The electronic health records plan in President Barack Obama's $825 billion economic stimulus bill aims to boost security and privacy controls beyond those now required under the Health Insurance Portability and Accountability Act (HIPAA).
The Health Information Technology for Economic and Clinical Health Act (HITECH) initially provides $20 billion for the creation of a national electronic health records system that would fundamentally improve the manner in which health information is electronically created, accessed, stored, shared and controlled.
Health care security experts lauded the bill for upgrading HIPAA controls that security experts have criticized for years. Some did say they still fear that the improvements could be diluted at the request of health care lobbyists.
Deven McGraw, director of the health privacy project at the Center for Democracy and Technology, called the bill's proposed ban on the sale of protected health information in electronic medical records and limitations on marketing such data a key upgrade over HIPAA.
The sale and use of personal health data by health care vendors and providers has long posed a strong threat to patient privacy, according to McGraw, who on Jan. 27 testified on health care privacy issues before the Senate Judiciary Committee. (download PDF)

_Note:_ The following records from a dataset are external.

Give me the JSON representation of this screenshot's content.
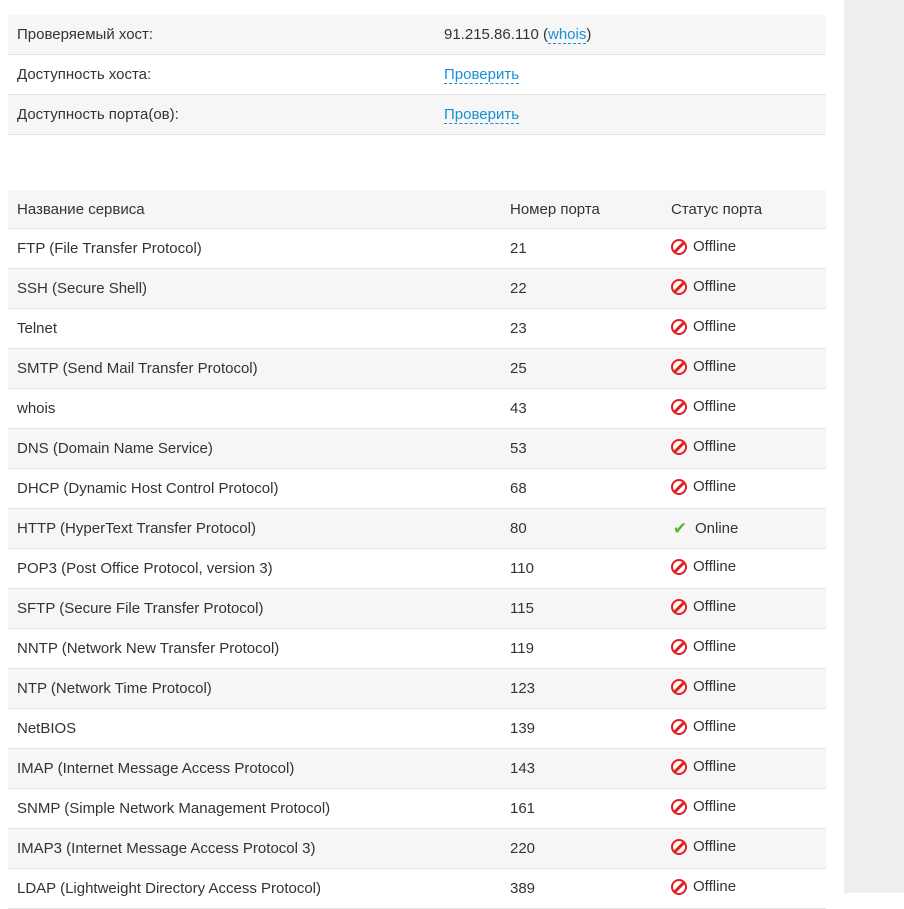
{
  "info": {
    "host_label": "Проверяемый хост:",
    "host_ip": "91.215.86.110",
    "whois_link": "whois",
    "host_availability_label": "Доступность хоста:",
    "host_check_link": "Проверить",
    "port_availability_label": "Доступность порта(ов):",
    "port_check_link": "Проверить"
  },
  "ports": {
    "headers": [
      "Название сервиса",
      "Номер порта",
      "Статус порта"
    ],
    "rows": [
      {
        "name": "FTP (File Transfer Protocol)",
        "port": "21",
        "status": "Offline"
      },
      {
        "name": "SSH (Secure Shell)",
        "port": "22",
        "status": "Offline"
      },
      {
        "name": "Telnet",
        "port": "23",
        "status": "Offline"
      },
      {
        "name": "SMTP (Send Mail Transfer Protocol)",
        "port": "25",
        "status": "Offline"
      },
      {
        "name": "whois",
        "port": "43",
        "status": "Offline"
      },
      {
        "name": "DNS (Domain Name Service)",
        "port": "53",
        "status": "Offline"
      },
      {
        "name": "DHCP (Dynamic Host Control Protocol)",
        "port": "68",
        "status": "Offline"
      },
      {
        "name": "HTTP (HyperText Transfer Protocol)",
        "port": "80",
        "status": "Online"
      },
      {
        "name": "POP3 (Post Office Protocol, version 3)",
        "port": "110",
        "status": "Offline"
      },
      {
        "name": "SFTP (Secure File Transfer Protocol)",
        "port": "115",
        "status": "Offline"
      },
      {
        "name": "NNTP (Network New Transfer Protocol)",
        "port": "119",
        "status": "Offline"
      },
      {
        "name": "NTP (Network Time Protocol)",
        "port": "123",
        "status": "Offline"
      },
      {
        "name": "NetBIOS",
        "port": "139",
        "status": "Offline"
      },
      {
        "name": "IMAP (Internet Message Access Protocol)",
        "port": "143",
        "status": "Offline"
      },
      {
        "name": "SNMP (Simple Network Management Protocol)",
        "port": "161",
        "status": "Offline"
      },
      {
        "name": "IMAP3 (Internet Message Access Protocol 3)",
        "port": "220",
        "status": "Offline"
      },
      {
        "name": "LDAP (Lightweight Directory Access Protocol)",
        "port": "389",
        "status": "Offline"
      }
    ]
  },
  "colors": {
    "link": "#1a8fd6",
    "offline": "#e02020",
    "online": "#5cb531",
    "row_alt": "#f6f6f6",
    "gutter": "#eeeeee"
  },
  "icons": {
    "offline": "no-entry-icon",
    "online": "checkmark-icon"
  }
}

"HIPAA's provisions for when a person's personal information can be used for marketing have never been very strong," McGraw said. "It has always allowed covered entities to use patient information to send communications that have been paid for by an outside marketing company." The new proposal would require covered entities such as hospitals and physician offices to, at a minimum, obtain the consent of the patient before using his information, she said.
Another big change is the requirement that all health care providers and others using health care data disclose in a timely manner any data breach involving the unauthorized acquisition, access, use or disclosure of protected patient health information, McGraw said. The new federal rule is similar to several state laws that require the prompt disclosure of the loss of financial data.

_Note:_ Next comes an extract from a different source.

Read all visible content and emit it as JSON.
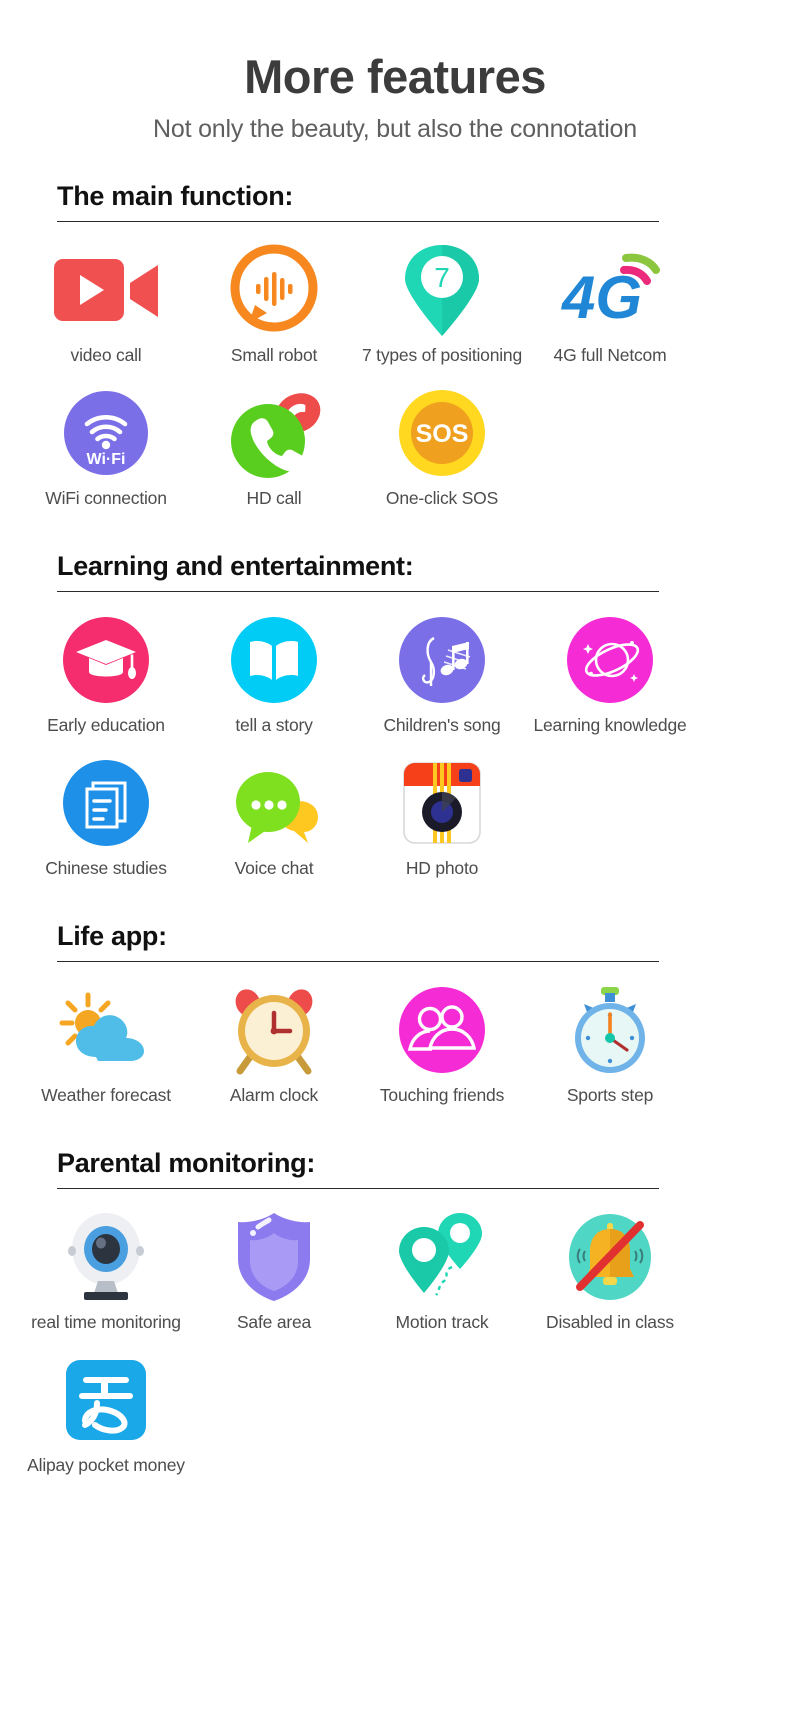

The HITECH bill would also hold business associates -- such as billing and medical transcription services -- to the same security and privacy standards as the controllers of health care data, noted Peter MacKoul, president of HIPAA Solutions LC, a consulting firm in Sugar Land, Texas. The new bill eliminates many of the loopholes that let providers bypass similar HIPAA restrictions, he added.
The bill also calls for steeper civil fines and penalties for third parties found to be negligent in protecting health care data, MacKoul said.
McGraw noted that the U.S. Department of Health and Human Services, which enforces HIPAA rules, has rarely fined health care firms for violations, despite "thousands of complaints" from patients. The HITECH bill, she said, requires that HHS imposes fines or other penalties on violators.
The proposed law also calls for HHS to more aggressively audit health care firms and their partners, and to maintain audit trails of all patient transactions. The proposed law would also require that all patient health data be encrypted.
The provisions "move HIPAA forward," McGraw said. However, she added, "We think they have been very carefully crafted, but this is not all that needed to be done." For example, HITECH doesn't allow individuals to take legal action against health care firms, she said. The legislation would let patients file complaints against providers to HHS. If the government fines a health care firm on the basis of that complaint, the individual would receive a percentage of that amount, she noted.
McGraw said the new bill's restrictions on who can access health care databases are unclear.
Deborah Peel, founder and chair of Patient Privacy Rights, a health privacy watchdog group in Austin, said the proposed privacy rules are promising, but don't go far enough in giving individuals full control of their health care data. "We believe that there should be no sharing of health care information without informed consent," she said.
While the new provisions would ban the outright sale of patient data without consent, in many cases it allows health care providers to continue sharing it with third parties, Peel said.
Peel also expressed concern that health care lobbyists may have some success in convincing legislators to water down proposed security and privacy controls, particularly those related to breach disclosure and a provision that would require health care providers to segment sensitive information at the request of a patient.